You decide to make a simple pendulum by attaching a bowling ball to a very light wire and suspending it from the ceiling in your garage. The length of the wire is 1.75 m and the mass of the bowling ball is 5 kg. If you pull the bowling ball back an angle of 15 degrees from the vertical and release it, how fast will the bowling ball be moving when it passes through equilibrium?
PE of ball when released is mgh
KE of ball at bottom of swing is the same, and is 1/2 mv^2.
get PE, solve for v
To find the speed of the bowling ball when it passes through equilibrium, we can use the principle of conservation of energy.

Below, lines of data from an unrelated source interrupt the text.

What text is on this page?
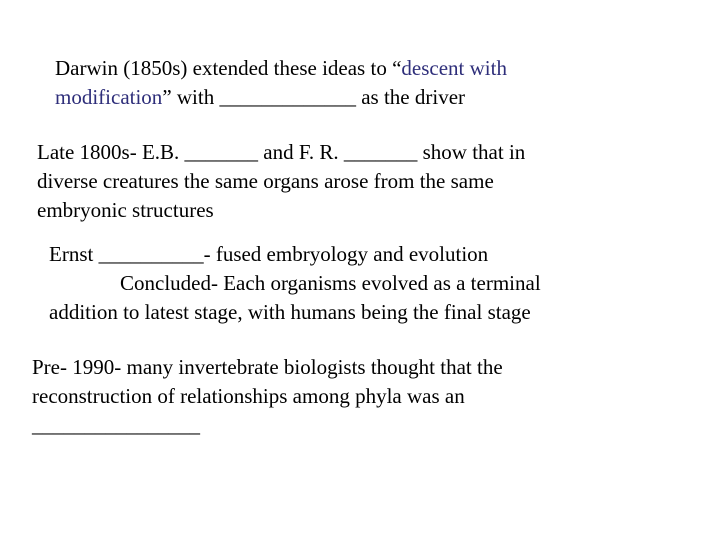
Darwin (1850s) extended these ideas to “descent with
modification” with _____________ as the driver
Late 1800s- E.B. _______ and F. R. _______ show that in
diverse creatures the same organs arose from the same
embryonic structures
Ernst __________- fused embryology and evolution
Concluded- Each organisms evolved as a terminal
addition to latest stage, with humans being the final stage
Pre- 1990- many invertebrate biologists thought that the
reconstruction of relationships among phyla was an
________________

First, let's calculate the potential energy of the system when the ball is pulled back up to an angle of 15 degrees from the vertical. The potential energy of a pendulum can be calculated using the formula:
Potential Energy = mass * gravity * height
In this case, the height is the vertical distance between the equilibrium position and the highest point the ball reaches during its swing. Since the pendulum is being pulled back by an angle of 15 degrees, the height can be calculated as:
height = length * (1 - cos(angle))
where length is the length of the wire and angle is the angle measured in radians. Let's calculate it:
angle = 15 degrees * (π/180) (converting degrees to radians)
= 0.2618 radians
height = 1.75 m * (1 - cos(0.2618))
≈ 0.0588 m
Next, we can calculate the potential energy:
Potential Energy = 5 kg * 9.8 m/s^2 * 0.0588 m
≈ 2.7112 Joules
According to the principle of conservation of energy, this potential energy will be converted to kinetic energy when the ball passes through equilibrium. The kinetic energy can be calculated as:
Kinetic Energy = 1/2 * mass * velocity^2
where mass is the mass of the ball and velocity is the speed of the ball when it passes through equilibrium.
Setting the potential energy equal to the kinetic energy, we have:
Potential Energy = Kinetic Energy
=> 2.7112 Joules = 1/2 * 5 kg * velocity^2
Simplifying, we find:
velocity^2 = (2 * 2.7112 Joules) / 5 kg
≈ 2.169 Joules / kg
Finally, taking the square root, we can find the velocity:
velocity = √(2.169 Joules / kg)
≈ 1.472 m/s
Therefore, the bowling ball will be moving at a speed of approximately 1.472 m/s when it passes through equilibrium.